この制約により、最初のサーバーが RHEL 8.6 以前のシステムにインストールされた FIPS モードの RHEL 8 IdM 環境に、FIPS モードの RHEL 9 IdM レプリカを追加することはできません。これは、AES HMAC-SHA1 暗号化タイプを一般的に使用し、AES HMAC-SHA2 暗号化タイプを使用しない、RHEL 9 と以前の RHEL バージョンの間に共通の暗号化タイプがないためです。

この問題を回避するには、RHEL 9 レプリカで AES HMAC-SHA1 の使用を有効にします。

# update-crypto-policies --set FIPS:AD-SUPPORT

暗号化ポリシーを FIPS:AD-SUPPORT に設定することにより、FIPS 140-3 に準拠する、すでに許可されている暗号化タイプのリストに次の暗号化タイプを追加します。

  • aes256-cts:normal
  • aes256-cts:special
  • aes128-cts:normal
  • aes128-cts:special

その結果、RHEL 9 レプリカの IdM デプロイメントへの追加が正しく進行します。

注記

RHEL 7 および RHEL 8 サーバーで不足している AES HMAC-SHA2 で暗号化された Kerberos キーを生成する手順を提供する作業が進行中です。これにより、RHEL 9 レプリカで FIPS 140-3 準拠が達成されます。ただし、このプロセスを完全に自動化することはできません。これは、Kerberos キー暗号化の設計により、既存のキーを別の暗号化タイプに変換することが不可能になるためです。唯一の方法は、ユーザーにパスワードの更新を求めることです。

注記

RHEL 8 デプロイメントの最初の IdM サーバーで次のコマンドを入力すると、IdM マスターキーの暗号化タイプを表示できます。

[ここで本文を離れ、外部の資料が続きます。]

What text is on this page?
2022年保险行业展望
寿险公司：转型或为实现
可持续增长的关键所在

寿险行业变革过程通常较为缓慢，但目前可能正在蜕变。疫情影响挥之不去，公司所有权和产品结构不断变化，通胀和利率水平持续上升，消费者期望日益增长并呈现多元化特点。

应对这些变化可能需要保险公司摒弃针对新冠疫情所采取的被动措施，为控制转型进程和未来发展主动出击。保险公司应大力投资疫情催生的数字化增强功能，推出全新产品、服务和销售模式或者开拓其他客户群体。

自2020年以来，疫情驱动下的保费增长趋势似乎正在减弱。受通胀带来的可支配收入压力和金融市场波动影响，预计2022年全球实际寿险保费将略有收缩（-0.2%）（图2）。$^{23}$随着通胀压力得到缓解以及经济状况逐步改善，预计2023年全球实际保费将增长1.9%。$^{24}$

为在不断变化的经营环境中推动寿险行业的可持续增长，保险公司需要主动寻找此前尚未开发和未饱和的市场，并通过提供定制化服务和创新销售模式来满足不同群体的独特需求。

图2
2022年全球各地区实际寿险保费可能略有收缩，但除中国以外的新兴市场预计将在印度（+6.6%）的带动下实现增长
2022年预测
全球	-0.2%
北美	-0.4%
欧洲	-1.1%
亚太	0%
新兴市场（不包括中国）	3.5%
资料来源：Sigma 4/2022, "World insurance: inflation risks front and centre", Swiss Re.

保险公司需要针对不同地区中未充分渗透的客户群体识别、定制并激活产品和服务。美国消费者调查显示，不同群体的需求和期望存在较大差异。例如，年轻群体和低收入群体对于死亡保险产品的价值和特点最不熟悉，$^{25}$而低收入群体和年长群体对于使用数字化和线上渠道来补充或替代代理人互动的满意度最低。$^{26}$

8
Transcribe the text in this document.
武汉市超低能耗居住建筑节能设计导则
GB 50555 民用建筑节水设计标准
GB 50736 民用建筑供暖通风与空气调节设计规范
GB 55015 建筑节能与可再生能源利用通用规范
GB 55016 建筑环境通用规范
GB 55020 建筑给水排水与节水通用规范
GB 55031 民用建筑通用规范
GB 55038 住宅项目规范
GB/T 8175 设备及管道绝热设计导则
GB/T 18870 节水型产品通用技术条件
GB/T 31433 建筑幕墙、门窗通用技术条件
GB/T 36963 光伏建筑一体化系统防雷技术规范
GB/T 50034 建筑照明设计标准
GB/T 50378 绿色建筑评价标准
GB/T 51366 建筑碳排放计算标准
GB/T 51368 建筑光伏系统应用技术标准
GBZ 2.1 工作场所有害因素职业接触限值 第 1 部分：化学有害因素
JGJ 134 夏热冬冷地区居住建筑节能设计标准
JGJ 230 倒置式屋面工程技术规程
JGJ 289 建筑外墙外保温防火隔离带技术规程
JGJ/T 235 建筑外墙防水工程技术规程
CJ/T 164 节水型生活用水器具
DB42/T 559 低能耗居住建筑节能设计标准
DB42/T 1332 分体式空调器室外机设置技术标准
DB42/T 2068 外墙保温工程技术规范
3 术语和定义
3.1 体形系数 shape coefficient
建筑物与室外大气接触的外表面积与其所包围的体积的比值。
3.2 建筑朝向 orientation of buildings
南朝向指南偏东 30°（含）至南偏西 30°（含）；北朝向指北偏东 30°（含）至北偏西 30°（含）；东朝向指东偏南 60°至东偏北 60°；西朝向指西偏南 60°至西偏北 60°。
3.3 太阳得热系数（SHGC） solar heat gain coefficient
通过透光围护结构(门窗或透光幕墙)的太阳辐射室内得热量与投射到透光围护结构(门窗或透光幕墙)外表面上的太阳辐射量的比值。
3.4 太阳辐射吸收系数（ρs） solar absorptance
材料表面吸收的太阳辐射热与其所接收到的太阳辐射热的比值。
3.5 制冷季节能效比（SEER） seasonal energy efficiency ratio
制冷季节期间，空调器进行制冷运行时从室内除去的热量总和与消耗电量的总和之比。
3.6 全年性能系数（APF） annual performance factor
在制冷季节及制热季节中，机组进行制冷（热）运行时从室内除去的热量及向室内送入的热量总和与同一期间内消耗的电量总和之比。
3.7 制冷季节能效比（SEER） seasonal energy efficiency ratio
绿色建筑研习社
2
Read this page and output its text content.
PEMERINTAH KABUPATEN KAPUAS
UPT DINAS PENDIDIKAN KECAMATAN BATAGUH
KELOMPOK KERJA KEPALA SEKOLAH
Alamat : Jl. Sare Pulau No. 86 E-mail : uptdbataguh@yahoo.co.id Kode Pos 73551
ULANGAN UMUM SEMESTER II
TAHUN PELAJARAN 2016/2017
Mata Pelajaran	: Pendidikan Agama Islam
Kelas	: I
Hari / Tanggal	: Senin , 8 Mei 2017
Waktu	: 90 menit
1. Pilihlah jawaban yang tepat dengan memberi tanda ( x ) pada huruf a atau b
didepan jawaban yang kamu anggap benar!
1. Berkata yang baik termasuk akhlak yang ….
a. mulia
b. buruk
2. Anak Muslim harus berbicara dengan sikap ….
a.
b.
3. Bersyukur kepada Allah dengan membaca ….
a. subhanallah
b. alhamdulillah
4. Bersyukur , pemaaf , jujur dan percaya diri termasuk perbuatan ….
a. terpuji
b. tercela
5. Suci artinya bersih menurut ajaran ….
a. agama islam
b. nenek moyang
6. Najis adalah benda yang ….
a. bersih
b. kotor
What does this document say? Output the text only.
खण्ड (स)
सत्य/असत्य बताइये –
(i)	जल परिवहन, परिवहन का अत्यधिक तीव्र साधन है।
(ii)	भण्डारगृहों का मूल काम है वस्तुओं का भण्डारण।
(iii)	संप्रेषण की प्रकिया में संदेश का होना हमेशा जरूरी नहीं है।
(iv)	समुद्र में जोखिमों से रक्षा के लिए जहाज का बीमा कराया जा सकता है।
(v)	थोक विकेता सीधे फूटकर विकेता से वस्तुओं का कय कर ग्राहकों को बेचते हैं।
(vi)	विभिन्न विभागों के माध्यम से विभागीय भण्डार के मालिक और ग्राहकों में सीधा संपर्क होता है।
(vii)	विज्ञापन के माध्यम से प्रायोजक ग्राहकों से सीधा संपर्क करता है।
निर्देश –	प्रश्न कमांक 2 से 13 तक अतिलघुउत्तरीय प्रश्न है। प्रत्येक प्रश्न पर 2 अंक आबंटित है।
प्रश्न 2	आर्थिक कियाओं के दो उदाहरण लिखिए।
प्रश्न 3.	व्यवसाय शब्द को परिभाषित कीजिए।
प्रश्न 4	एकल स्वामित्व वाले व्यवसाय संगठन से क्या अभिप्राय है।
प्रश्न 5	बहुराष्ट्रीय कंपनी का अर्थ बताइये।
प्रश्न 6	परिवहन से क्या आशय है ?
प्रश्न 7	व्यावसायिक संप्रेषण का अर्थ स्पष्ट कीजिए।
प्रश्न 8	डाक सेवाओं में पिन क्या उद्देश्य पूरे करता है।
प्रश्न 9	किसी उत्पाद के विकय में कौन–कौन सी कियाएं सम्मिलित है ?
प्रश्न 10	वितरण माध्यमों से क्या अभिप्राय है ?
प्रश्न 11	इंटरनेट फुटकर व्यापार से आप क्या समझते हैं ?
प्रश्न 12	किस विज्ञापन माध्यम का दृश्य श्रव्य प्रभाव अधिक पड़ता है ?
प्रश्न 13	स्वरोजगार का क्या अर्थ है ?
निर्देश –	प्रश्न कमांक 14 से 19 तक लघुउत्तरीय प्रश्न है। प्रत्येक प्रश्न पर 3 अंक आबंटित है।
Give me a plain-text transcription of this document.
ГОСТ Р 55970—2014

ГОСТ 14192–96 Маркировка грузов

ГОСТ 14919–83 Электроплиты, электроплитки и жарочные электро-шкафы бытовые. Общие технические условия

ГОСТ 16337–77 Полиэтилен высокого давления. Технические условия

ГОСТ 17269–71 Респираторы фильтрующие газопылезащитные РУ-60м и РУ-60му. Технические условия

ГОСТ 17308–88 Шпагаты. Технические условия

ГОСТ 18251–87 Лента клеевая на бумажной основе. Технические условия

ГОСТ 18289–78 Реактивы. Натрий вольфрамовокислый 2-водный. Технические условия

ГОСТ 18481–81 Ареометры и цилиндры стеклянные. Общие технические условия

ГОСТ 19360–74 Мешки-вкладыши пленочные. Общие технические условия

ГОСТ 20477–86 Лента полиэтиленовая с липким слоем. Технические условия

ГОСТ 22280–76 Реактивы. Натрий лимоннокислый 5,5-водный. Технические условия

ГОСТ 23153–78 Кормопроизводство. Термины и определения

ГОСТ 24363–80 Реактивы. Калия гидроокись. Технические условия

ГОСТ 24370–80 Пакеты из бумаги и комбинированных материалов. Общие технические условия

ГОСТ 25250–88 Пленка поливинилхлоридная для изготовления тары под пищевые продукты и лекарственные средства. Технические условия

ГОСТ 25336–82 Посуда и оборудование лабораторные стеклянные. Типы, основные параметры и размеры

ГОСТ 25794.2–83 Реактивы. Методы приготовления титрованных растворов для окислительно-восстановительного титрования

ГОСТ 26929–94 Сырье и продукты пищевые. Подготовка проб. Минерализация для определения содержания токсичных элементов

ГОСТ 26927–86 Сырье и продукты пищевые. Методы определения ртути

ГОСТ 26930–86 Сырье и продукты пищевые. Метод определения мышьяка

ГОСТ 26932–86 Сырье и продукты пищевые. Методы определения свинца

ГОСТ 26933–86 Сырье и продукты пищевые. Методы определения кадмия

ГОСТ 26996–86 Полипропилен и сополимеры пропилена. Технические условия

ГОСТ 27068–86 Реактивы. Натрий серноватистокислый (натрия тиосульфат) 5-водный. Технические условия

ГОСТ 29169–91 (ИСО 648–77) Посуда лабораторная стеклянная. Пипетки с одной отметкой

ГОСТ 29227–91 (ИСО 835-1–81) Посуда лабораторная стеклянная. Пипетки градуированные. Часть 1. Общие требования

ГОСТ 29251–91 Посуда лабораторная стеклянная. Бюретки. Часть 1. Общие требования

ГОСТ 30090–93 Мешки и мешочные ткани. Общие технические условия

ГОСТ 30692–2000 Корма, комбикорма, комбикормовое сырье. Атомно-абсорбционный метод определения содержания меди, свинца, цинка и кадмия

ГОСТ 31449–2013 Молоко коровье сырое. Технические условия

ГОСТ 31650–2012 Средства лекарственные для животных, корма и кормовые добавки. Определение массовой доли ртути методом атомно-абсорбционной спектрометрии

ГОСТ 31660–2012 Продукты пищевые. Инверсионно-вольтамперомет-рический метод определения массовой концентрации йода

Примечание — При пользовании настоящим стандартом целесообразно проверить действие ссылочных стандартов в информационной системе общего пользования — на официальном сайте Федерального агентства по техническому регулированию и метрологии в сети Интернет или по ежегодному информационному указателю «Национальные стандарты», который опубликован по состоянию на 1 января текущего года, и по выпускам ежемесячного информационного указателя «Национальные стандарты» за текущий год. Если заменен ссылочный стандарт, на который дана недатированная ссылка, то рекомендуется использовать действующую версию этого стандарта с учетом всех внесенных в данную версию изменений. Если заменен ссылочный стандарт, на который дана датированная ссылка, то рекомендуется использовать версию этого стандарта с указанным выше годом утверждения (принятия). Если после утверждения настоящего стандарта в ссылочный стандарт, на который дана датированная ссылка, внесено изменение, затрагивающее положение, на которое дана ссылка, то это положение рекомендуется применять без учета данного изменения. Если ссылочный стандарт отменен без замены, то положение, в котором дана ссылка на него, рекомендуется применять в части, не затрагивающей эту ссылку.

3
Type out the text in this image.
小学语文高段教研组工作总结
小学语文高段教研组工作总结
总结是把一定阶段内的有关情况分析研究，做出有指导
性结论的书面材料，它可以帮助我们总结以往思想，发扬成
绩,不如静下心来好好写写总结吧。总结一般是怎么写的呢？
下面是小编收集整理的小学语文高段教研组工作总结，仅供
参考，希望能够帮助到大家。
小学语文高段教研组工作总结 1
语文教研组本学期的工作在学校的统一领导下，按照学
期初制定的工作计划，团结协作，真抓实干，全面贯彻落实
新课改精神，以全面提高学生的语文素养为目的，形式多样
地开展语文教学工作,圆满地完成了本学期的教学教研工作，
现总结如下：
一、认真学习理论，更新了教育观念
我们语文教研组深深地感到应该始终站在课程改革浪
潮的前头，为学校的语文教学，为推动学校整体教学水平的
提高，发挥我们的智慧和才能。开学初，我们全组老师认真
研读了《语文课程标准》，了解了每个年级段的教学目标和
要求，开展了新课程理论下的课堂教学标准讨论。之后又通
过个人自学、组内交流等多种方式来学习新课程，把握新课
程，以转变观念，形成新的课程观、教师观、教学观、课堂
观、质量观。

# kadmin.local getprinc K/M | grep -E '^Key:'

出力の文字列に sha1 という用語が含まれている場合、RHEL 9 レプリカで AES HMAC-SHA1 の使用を有効にする必要があります。

警告

Microsoft の Active Directory 実装は、SHA-2 HMAC を使用する RFC8009 Kerberos 暗号化タイプをまだサポートしていません。したがって、IdM-AD 信頼が設定されている場合、IdM マスターキーの暗号化タイプが aes256-cts-hmac-sha384-192 であっても、FIPS:AD-SUPPORT 暗号サブポリシーの使用が必要になります。